Yo me auto publiqué en formato digital, como parte de un concurso para ganarme una publicación. No tenía ni tengo fondos para agenciarme una publicación en papel de mi bolsillo. Académicamente no soy nadie, no soy una profesora de literatura ni tengo una tesis en nada que respalde mi intento. Para ser 100% francos, cuando logré publicarla en digital, ni yo me creía que más de mil personas de distintos países hubiesen comprado mi novela en Kindle. No había releído mi novela en tres años y como parte de mi ataque de pánico dudaba profundamente hasta de su calidad original. Luego tuve otras ansiedades peores, mucho más específicas, gente que podía ofenderse, personajes que se parecían demasiado a personas de carne y hueso, la línea esa fina de lo vivido, de lo que hubiese querido que pasara, de lo que es demasiado literario para ser real y de lo que es demasiado real para ser literario y por último pero no menos intenso, la sensación de que todos pensaran que todo era tan pornográficamente autobiográfico como el blog al que los acostumbré a leerme por tantos años.  
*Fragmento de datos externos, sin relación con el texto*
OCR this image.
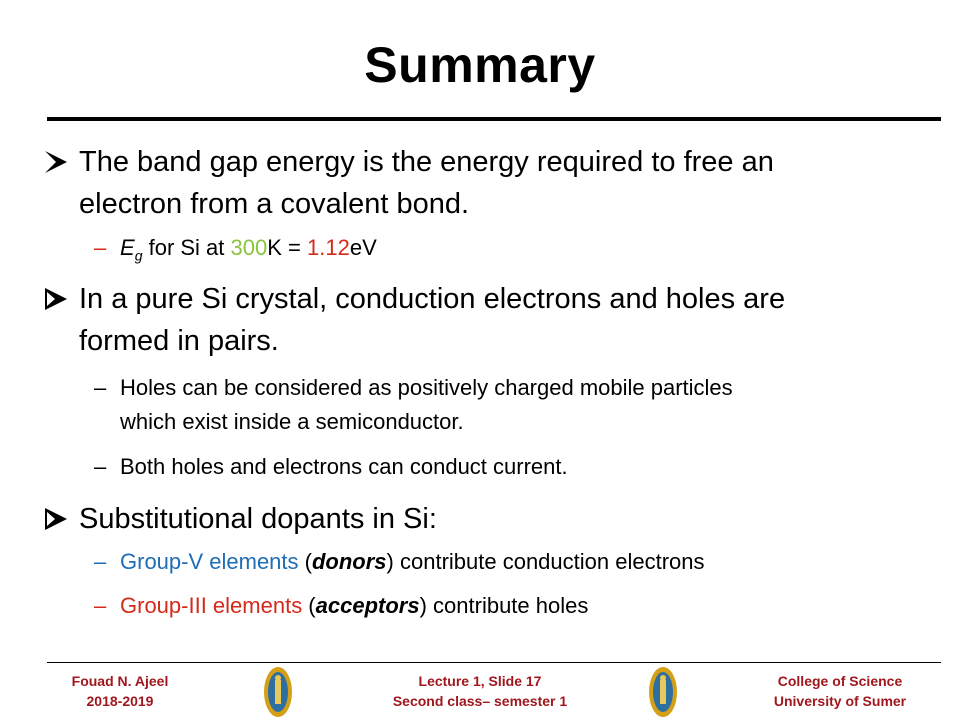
Summary
The band gap energy is the energy required to free an
electron from a covalent bond.
– $E_g$ for Si at 300K = 1.12eV
In a pure Si crystal, conduction electrons and holes are
formed in pairs.
– Holes can be considered as positively charged mobile particles
which exist inside a semiconductor.
– Both holes and electrons can conduct current.
Substitutional dopants in Si:
– Group-V elements (donors) contribute conduction electrons
– Group-III elements (acceptors) contribute holes
Fouad N. Ajeel
2018-2019
Lecture 1, Slide 17
Second class– semester 1
College of Science
University of Sumer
Cuando estaba en la universidad, un amigo era fanático de un escritor, dicho escritor nos visitó, y mi amigo, un chamaco brillante y súper introvertido, reunió el valor o la locura de preguntarle a su ídolo literario qué consejo le daría a un escritor de 20 años. Sin pensarlo dos veces, le dijo que no escribiera, que viviera, que a los veinte años uno no tenía nada que escribir, que se pusiera a vivir. Recuerdo casi escuchar no solo su corazón, sino su idolatría astillarse en mil pedazos. Yo leo mi novela, y me impresiona haber podido escribirla a mis veintitantos. También reconozco que, aunque quizás ahora pueda ser más metódica, más profunda, más estructuralmente maquiavélica al escribir, a mis 33 años no sería capaz de escribir esa novela. No sería capaz porque ahora tengo demasiado que perder, porque sé más que en ese entonces y a veces la madurez limita y edita de más. Mi novela es cruda, dolorosa, gráfica, pornográfica, valiente y sobre todas las cosas, bien honesta. Ojalá pueda sembrar un árbol, con esa promesa y arrojo de no tener nada que perder, rociarlo con lo que me queda de inocencia y por qué no, tener un hijo, al menos con la mitad de la honestidad con la que escribo.